Manju Pharkavi Murugesu completed her B.S. and M.S. from the Colorado School of Mines in the Department of Petroleum Engineering under guidance of Professor Prasad and Professor Pylypenko. Murugesu's interest in Carbon Capture, Storage, and Utilization (CCUS) has led her to study the intricate surface chemistry and physics of rocks and their interactions with reservoir fluids and injected CO2, along with the simultaneous reactive transport. Manju is a recipient of PETRONAS scholarship, Chevron fellowship, and E-days Engineer award during her times at Mines. Presently, Manju Pharkavi Murugesu is pursuing her Doctoral degree in the Department of Energy Resources Engineering in Stanford University, where she is a 2019 distinguished Knight-Hennessy scholar.

Manika Prasad is a Professor in the Geophysics Department at the Colorado School of Mines. She has been at Colorado School of Mines (CSM) for the past 14 years, and was previously at the Stanford University and University of Hawaii. She received her B.S. from Bombay University and her M.S. and Ph.D. from Kiel University in Germany. Prasad's main interests lie in understanding microstructural controls on geophysical data. She is the recipient of the Virgil Kaufmman Gold Medal in 2017, the Outstanding Educator Award (2015), and the AAPG-SEG Distinguished Lecturer Award (2012). Known as the “mud queen” among her peers and students, she pioneered integral research in source rich rock and fluid properties using tools and techniques from the geosciences and engineering domains. In addition to her teaching and research duties at CSM, Prasad serves as the 1st Vice President of SEG.

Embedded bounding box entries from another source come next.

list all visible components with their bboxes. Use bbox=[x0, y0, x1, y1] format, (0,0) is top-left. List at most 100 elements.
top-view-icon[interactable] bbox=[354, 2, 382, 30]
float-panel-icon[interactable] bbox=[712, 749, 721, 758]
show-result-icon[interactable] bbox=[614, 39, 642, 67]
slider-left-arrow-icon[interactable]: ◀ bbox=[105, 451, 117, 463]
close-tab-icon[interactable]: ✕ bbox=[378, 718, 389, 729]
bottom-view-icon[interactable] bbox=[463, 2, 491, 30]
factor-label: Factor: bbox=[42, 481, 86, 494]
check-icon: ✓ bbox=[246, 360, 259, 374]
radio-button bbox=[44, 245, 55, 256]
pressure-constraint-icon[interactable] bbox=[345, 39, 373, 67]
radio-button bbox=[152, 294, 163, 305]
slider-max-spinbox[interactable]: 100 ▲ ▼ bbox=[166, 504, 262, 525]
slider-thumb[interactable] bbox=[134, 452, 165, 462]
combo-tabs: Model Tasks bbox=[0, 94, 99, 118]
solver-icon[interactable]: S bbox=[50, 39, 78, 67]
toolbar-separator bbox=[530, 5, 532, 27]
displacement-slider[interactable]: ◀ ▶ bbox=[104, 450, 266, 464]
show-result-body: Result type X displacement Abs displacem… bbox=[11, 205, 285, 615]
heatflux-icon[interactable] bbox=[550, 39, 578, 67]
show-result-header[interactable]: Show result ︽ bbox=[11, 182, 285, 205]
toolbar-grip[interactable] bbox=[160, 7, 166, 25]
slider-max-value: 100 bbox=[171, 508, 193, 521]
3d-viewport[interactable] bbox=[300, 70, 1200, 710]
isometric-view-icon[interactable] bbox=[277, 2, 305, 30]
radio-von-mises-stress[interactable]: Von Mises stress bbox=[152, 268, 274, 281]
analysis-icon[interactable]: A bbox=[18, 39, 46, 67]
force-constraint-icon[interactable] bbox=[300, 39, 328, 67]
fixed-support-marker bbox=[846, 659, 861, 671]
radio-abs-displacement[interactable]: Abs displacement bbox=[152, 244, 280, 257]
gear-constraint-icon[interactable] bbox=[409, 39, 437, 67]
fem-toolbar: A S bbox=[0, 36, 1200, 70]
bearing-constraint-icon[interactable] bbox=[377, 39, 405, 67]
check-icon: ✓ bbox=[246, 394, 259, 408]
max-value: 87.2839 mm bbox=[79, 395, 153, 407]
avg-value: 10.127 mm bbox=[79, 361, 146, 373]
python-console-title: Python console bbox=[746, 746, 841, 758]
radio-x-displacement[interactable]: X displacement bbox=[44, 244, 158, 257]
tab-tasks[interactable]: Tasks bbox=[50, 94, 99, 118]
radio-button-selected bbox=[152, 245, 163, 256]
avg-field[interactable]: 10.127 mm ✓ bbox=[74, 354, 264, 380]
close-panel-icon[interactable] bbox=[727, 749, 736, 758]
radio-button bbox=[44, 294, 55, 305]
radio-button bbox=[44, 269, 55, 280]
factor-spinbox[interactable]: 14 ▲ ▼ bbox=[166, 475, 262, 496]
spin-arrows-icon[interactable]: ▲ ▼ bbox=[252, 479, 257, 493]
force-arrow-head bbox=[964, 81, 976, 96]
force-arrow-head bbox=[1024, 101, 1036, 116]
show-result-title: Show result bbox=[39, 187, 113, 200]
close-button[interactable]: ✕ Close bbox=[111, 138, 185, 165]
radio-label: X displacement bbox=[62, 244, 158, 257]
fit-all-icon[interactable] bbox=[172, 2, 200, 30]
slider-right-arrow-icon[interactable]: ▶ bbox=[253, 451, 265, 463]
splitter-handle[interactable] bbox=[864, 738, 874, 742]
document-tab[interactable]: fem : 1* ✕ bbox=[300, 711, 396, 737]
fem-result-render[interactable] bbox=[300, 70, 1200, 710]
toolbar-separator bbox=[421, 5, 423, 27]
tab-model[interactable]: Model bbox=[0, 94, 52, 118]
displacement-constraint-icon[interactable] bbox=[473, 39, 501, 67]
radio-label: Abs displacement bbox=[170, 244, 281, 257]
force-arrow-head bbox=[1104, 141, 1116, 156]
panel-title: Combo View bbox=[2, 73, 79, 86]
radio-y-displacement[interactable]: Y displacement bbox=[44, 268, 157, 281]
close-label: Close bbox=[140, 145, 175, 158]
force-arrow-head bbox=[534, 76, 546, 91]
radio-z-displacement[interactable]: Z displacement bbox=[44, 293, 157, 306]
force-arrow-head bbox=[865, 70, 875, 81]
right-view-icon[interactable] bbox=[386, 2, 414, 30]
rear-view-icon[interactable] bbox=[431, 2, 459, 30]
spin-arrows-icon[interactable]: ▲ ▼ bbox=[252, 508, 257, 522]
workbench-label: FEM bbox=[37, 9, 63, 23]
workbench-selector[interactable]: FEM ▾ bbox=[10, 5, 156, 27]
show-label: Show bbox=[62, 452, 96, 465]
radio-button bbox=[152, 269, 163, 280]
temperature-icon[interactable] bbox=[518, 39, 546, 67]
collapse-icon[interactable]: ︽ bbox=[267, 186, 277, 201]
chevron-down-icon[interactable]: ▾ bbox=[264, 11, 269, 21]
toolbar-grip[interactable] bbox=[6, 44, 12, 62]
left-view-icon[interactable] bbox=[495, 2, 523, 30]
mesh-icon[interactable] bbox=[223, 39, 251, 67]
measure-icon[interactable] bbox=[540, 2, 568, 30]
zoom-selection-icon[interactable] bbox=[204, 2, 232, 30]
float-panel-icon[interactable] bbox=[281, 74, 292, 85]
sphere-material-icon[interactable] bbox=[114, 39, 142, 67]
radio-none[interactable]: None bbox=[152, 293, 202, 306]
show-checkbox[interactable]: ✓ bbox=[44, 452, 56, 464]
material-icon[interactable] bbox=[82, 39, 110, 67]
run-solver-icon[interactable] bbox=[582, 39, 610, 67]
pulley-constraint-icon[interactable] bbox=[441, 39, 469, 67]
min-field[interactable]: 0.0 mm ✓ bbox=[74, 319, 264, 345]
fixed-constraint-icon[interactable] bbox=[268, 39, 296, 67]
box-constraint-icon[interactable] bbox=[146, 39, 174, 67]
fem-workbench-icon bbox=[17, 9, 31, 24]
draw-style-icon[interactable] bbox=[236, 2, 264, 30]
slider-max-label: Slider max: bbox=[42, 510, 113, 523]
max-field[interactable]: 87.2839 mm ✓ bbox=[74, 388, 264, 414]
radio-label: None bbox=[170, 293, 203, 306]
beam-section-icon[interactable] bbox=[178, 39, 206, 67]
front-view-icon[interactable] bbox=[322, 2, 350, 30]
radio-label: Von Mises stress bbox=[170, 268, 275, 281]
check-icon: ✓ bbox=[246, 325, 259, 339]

Svitlana Pylypenko is an Assistant Professor in the Chemistry Department at the Colorado School of Mines. She is also involved in the interdisciplinary Materials Science Program at Mines and holds a joint appointment at the National Renewable Energy Laboratory. Prior to joining the Chemistry Department, Svitlana was an Assistant Research faculty in the Department of Materials and Metallurgical Engineering. Svitlana received her B.S. and M.S. in Chemistry and Chemical Engineering from the National Technical University of Ukraine and Ph.D. in Chemistry from the University of New Mexico. Svitlana's group at Mines investigates surfaces and interfaces of applied materials with the emphasis on building relationships between surface composition and structure, material properties, and their performance with the eventual goal to design next generation of materials based on earth abundant elements which provide high efficiency at the fraction of the cost. Research focuses on multi-technique, multiscale analysis, and in situ and in operando studies bridging surface analysis, surface science, and catalysis. Svitlana served as the board member of the AVS Applied Surface Science Division, Rocky Mountain Chapter of AVS, ECS Physical and Analytical Electrochemistry Division. She was a co-chair of 2014 Surface Analysis Symposium and is a co-chair of the upcoming Surface Analysis Symposium, which will be held at the Colorado School of Mines. Svitlana serves as the chair of AVS Educational Materials and Outreach Committee, is involved in the AVS Science Educators Workshop and is a faculty adviser of the Colorado School of Mines AVS student chapter.